Eski İzmirlilerin önünde fotoğraf çektirdiği deniz banyoları, parklar, bahçeler, açık kapalı sinemalar, sakin meydanlar artık yok. Kentin tarihi köprüsü bir başka köprünün altında korumasız, Hilal kavşağının nadirliği bilinmiyor. DCDD’nin 146 çalışanlı efsane müzelik matbaasına nasıl kıyıldı. Kültürpark’ın neşesi kaçmış, Kemeraltı Çarşısı’nın gözü yaşlı… Yeşildirek Hamamı pasaj, Beyler, Gönül Ferah, Müftü Hamamı’nın olduğu yerde şimdi işhanları var. Camileri, mescitleri deprem hasarlı, hazireleri bakımsız…
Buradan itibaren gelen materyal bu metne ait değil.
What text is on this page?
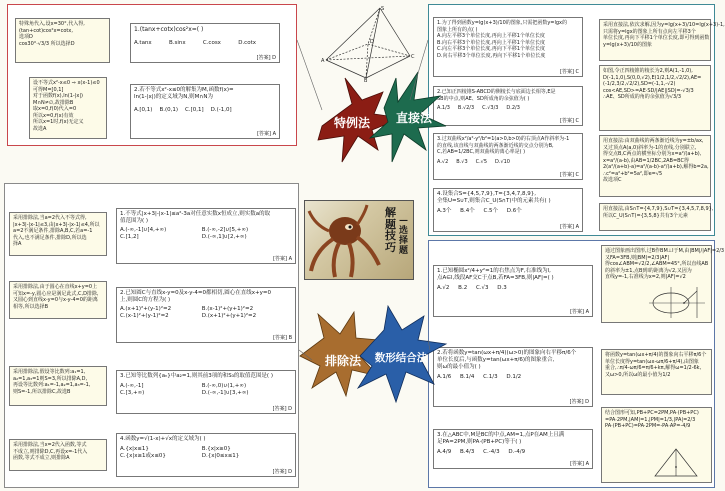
特殊角代入,设x=30°,代入得,
(tan+cot)cos²x=cotx,
选项D
cos30°·√3/3 所以选择D
1.(tanx+cotx)cos²x=( )
A.tanx	B.sinx	C.cosx	D.cotx
[答案] D
设不等式x²-x≤0 ⇒ x(x-1)≤0
可得M=[0,1]
对于函数f(x),ln(1-|x|)
M∩N≠∅,故排除B
取x=0,f(0)代入=0
所以x=0,f(x)有效
所以x=1时,f(x)无定义
故选A
2.若不等式x²-x≤0的解集为M,函数f(x)=
ln(1-|x|)的定义域为N,则M∩N为
A.[0,1) B.(0,1) C.[0,1] D.(-1,0]
[答案] A
S
A
B
C
D
1.为了得到函数y=lg(x+3)/10的图象,只需把函数y=lgx的
图象上所有的点( )
A.向左平移3个单位长度,再向上平移1个单位长度
B.向右平移3个单位长度,再向上平移1个单位长度
C.向左平移3个单位长度,再向下平移1个单位长度
D.向右平移3个单位长度,再向下平移1个单位长度
[答案] C
采用直接法,依次求解,因为y=lg(x+3)/10=lg(x+3)-1,
只需将y=lgx的图象上所有点向左平移3个
单位长度,再向下平移1个单位长度,即可得到函数
y=lg(x+3)/10的图象
2.已知正四棱锥S-ABCD的侧棱长与底面边长相等,E是
SB的中点,则AE、SD所成角的余弦值为( )
A.1/3 B.√2/3 C.√3/3 D.2/3
[答案] C
如图,令正四棱锥的棱长为2,则A(1,-1,0),
D(-1,1,0),S(0,0,√2),E(1/2,1/2,√2/2),AE=
(-1/2,3/2,√2/2),SD=(-1,1,-√2)
cos<AE,SD>=AE·SD/|AE||SD|=-√3/3
∴AE、SD所成的角的余弦值为√3/3
3.过双曲线x²/a²-y²/b²=1(a>0,b>0)的右顶点A作斜率为-1
的直线,该直线与双曲线的两条渐近线的交点分别为B,
C,若AB=1/2BC,则双曲线的离心率是( )
A.√2 B.√3 C.√5 D.√10
[答案] C
用直接法:由双曲线的两条渐近线为y=±b/ax,
又过顶点A(a,0)斜率为-1的直线,分别联立,
得交点B,C两点的横坐标分别为x=a²/(a+b),
x=a²/(a-b),由AB=1/2BC,2AB=BC得
2(a²/(a+b)-a)=a²/(a-b)-a²/(a+b),解得b=2a,
∴c²=a²+b²=5a²,即e=√5
故选项C
4.设集合S={4,5,7,9},T={3,4,7,8,9},
全集U=S∪T,则集合C_U(S∩T)中的元素共有( )
A.3个 B.4个 C.5个 D.6个
[答案] A
用直接法,由S∩T={4,7,9},S∪T={3,4,5,7,8,9},
所以C_U(S∩T)={3,5,8}共有3个元素
采用排除法,当a=2代入不等式得,
|x+3|-|x-1|≤3,由|x+3|-|x-1|≤4,所以
a=2不满足条件,排除A,B,C,若a=-1
代入,也不满足条件,排除D,所以选
择A
1.不等式|x+3|-|x-1|≤a²-3a对任意实数x恒成立,则实数a的取
值范围为( )
A.(-∞,-1]∪[4,+∞)	B.(-∞,-2]∪[5,+∞)
C.[1,2]	D.(-∞,1]∪[2,+∞)
[答案] A
采用排除法,由于圆心在直线x+y=0上
可知x=-y,圆心应是满足此式,C,D排除,
又圆心到直线x-y=0与x-y-4=0的距离
相等,所以选择B
2.已知圆C与直线x-y=0及x-y-4=0都相切,圆心在直线x+y=0
上,则圆C的方程为( )
A.(x+1)²+(y-1)²=2	B.(x-1)²+(y+1)²=2
C.(x-1)²+(y-1)²=2	D.(x+1)²+(y+1)²=2
[答案] B
采用排除法,假设等比数列:a₁=1,
a₂=1,a₃=1则S=3,所以排除A,D,
再设等比数列:a₁=-1,a₂=1,a₃=-1,
则S=-1,所以排除C,故选B
3.已知等比数列{aₙ}中a₂=1,则其前3项的和S₃的取值范围是( )
A.(-∞,-1]	B.(-∞,0)∪(1,+∞)
C.[3,+∞)	D.(-∞,-1]∪[3,+∞)
[答案] D
采用排除法,当x=2代入函数,等式
不成立,则排除D,C,再设x=-1代入
函数,等式不成立,则排除A
4.函数y=√(1-x)+√x的定义域为( )
A.{x|x≤1}	B.{x|x≥0}
C.{x|x≥1或x≤0}	D.{x|0≤x≤1}
[答案] D
1.已知椭圆x²/4+y²=1的右焦点为F,右准线为l,
点A∈l,线段AF交C于点B,若FA=3FB,则|AF|=( )
A.√2 B.2 C.√3 D.3
[答案] A
通过图象画出图形,过B作BM⊥l于M,由|BM|/|AF|=2/3
又FA=3FB,则|BM|=2/3|AF|
得cos∠ABM=√2/2,∠ABM=45°,所以直线AB
的斜率为±1,点B到l的距离为√2,又因为
直线y=-1,右准线为x=2,则|AF|=√2
2.若将函数y=tan(ωx+π/4)(ω>0)的图象向右平移π/6个
单位长度后,与函数y=tan(ωx+π/6)的图象重合,
则ω的最小值为( )
A.1/6 B.1/4 C.1/3 D.1/2
[答案] D
将函数y=tan(ωx+π/4)的图象向右平移π/6个
单位长度得y=tan(ωx-ωπ/6+π/4),由图象
重合,∴π/4-ωπ/6=π/6+kπ,解得ω=1/2-6k,
又ω>0,所以ω的最小值为1/2
3.在△ABC中,M是BC的中点,AM=1,点P在AM上且满
足PA=2PM,则PA·(PB+PC)等于( )
A.4/9 B.4/3 C.-4/3 D.-4/9
[答案] A
结合图形可知,PB+PC=2PM,PA·(PB+PC)
=PA·2PM,|AM|=1,|PM|=1/3,|PA|=2/3
PA·(PB+PC)=PA·2PM=-PA·AP=-4/9
特例法	直接法
排除法	数形结合法
解
题
技
巧
—
选
择
题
Demiryolu taşımacılığının ilk göz ağrısı Kemer Tren İstasyonu’nun yolcu salonunda çay içip kitap okumak, ilk açıldığı günün hatırasına çekilen tören fotoğraflarını duvarlarında görmek, Birinci Dünya Savaşı’na giden Mehmetçikleri cepheye uğurlayan gözü yaşlı anne ve babaları hayal etmek varken, tarihi mekân neden hafızalardan silinmek isteniyor…
Gazi Mustafa Kemal Atatürk ve arkadaşlarının ayak izi olan, antik dönemden günümüze kullanılan 9 Eylül kutlamalarının tanığı Anafartalar Caddesi’nde yaşanan karmaşa, lümpenlik, görsel kirlilik, kuralsızlık mı İzmirlileri tarihi caddeden uzaklaştırdı…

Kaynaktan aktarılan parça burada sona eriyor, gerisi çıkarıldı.